1 dispatch, "Meet PD for psych problem"
1 caseworker outside building
1 naked patient
2 unhappy cops
3 people on the ambulance (1 student)
Apply dispatch to EMTs, stir gently for 3 minute response time while student verbalizes potential patient scenarios. On scene, add caseworker. Allow complaints of patient medication non-compliance, conditional discharge, and other caseworker jargon to saturate EMTs, eventually requiring them to be rude and ask for entrance to the building to assess patient. At apartment, add 2 cops to a separate dish, laughing at EMTs and being grumpy for getting dispatched to a medical call where they had to request an ambulance. Add sweaty, naked patient, breathing heavily, answering "yes" to all questions. Wait patiently while EMTs stick to floor, seek clothing, dress patient, continue to be mocked by PD, attempt to get non-jargon information out of caseworker, and walk patient down stairs. Place PD aside for potential use in different recipe. Place mixture in ambulance, find out patient is schizophrenic with violent hallucinations, caseworker knows nothing further about medical history, knows nothing about what medications patient takes. Continue assessment, find blood sugar reading "HIGH" on glucometer. Agitate gently for 4 minute transport to hospital. Remove from ambulance and deposit mixture into ER room. Serves 6-8.

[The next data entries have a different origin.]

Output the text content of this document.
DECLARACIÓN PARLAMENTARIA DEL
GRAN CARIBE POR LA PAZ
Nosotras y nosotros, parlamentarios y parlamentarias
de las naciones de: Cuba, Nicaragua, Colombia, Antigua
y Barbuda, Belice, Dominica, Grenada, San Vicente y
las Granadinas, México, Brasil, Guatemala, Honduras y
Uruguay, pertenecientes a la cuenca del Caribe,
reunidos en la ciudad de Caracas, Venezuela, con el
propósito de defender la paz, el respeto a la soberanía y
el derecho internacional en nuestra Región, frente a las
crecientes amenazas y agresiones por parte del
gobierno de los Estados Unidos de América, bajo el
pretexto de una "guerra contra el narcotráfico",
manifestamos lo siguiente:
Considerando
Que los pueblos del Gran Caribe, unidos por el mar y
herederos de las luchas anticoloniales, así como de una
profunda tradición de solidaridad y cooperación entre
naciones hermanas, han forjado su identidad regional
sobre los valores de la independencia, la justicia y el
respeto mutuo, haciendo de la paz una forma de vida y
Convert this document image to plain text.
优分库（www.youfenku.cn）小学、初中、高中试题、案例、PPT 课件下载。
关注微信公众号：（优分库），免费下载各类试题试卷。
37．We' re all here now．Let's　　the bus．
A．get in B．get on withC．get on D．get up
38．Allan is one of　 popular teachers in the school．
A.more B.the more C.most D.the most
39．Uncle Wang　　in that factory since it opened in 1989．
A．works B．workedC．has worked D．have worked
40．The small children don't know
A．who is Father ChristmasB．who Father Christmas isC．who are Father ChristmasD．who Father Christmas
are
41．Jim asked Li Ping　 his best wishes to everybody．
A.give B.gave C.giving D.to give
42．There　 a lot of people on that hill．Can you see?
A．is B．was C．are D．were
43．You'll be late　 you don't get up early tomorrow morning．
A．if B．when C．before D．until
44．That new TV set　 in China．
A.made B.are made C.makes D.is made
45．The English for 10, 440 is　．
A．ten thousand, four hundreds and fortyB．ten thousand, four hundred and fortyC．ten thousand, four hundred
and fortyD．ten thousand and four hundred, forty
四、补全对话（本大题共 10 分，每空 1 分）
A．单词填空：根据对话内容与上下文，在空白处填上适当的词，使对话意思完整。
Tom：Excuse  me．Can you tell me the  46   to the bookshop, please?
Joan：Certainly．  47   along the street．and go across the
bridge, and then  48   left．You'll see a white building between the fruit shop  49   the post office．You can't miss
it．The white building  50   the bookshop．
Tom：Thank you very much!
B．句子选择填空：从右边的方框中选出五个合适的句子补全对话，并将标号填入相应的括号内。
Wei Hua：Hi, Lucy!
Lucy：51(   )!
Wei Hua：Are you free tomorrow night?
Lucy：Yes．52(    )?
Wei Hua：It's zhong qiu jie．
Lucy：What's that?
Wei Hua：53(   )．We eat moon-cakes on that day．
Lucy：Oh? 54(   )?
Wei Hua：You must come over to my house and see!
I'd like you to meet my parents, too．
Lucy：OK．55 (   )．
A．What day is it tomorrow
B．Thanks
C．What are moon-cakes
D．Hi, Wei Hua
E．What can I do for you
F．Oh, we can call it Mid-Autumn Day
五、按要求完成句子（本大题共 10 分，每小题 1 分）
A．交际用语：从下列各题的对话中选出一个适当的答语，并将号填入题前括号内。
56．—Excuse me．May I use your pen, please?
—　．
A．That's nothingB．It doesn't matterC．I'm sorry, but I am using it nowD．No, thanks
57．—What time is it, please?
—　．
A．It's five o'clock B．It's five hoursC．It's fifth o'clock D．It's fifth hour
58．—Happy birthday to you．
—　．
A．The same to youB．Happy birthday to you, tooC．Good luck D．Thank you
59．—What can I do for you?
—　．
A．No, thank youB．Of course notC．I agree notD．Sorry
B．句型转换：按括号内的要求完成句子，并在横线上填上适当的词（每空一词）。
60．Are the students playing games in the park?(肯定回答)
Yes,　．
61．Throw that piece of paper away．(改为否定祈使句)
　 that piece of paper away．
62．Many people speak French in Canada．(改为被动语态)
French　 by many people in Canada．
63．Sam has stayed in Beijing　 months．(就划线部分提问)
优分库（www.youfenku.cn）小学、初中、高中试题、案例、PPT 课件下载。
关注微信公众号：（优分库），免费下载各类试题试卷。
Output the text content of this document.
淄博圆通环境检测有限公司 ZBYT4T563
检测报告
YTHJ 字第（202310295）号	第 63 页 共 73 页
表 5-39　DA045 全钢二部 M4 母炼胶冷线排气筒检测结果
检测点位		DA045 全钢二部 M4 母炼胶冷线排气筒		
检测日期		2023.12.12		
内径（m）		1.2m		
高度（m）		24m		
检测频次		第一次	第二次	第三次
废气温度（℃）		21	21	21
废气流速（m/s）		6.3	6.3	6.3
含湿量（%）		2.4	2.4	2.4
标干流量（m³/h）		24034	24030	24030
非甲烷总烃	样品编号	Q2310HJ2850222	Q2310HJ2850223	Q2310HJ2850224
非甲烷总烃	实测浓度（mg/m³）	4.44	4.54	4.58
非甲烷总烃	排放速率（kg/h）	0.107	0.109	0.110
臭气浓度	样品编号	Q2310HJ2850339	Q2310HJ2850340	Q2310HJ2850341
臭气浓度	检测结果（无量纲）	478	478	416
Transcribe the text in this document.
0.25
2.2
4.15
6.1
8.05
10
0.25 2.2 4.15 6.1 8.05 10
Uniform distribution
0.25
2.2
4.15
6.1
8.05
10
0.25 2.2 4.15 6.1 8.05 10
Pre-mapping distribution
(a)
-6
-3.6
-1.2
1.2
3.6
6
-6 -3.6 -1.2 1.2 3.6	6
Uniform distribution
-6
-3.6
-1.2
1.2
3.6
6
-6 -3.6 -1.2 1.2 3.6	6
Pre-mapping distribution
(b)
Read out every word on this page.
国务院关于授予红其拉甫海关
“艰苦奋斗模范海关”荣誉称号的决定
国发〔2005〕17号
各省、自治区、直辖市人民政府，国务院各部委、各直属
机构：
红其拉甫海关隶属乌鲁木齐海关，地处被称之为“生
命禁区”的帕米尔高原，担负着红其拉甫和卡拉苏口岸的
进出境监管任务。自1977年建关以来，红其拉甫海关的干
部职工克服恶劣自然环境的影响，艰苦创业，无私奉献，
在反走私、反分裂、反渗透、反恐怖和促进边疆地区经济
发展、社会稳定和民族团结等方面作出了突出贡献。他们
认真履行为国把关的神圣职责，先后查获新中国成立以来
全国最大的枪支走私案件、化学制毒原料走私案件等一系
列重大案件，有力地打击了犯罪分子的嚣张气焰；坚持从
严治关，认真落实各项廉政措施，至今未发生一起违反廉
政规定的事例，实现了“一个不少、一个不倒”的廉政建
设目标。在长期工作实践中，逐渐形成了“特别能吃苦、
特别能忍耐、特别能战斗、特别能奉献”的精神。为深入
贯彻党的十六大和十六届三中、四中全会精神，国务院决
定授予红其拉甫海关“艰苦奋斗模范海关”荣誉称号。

Sounds tasty, no? This entire call left me completely confused. The patient was trying her best to do everything we asked of her, so I was fairly irritated with the caseworker complaining about "non-compliance" when there was clearly a bigger problem going on. No known diabetic history, but this patient was in DKA (diabetic ketoacidosis). We missed it initially because there were so many funny smells in the apartment and we had been focused on psychiatric issues. At the hospital, they intubated her immediately. We later found out that she was also in renal failure and had some sort of fungus in her blood.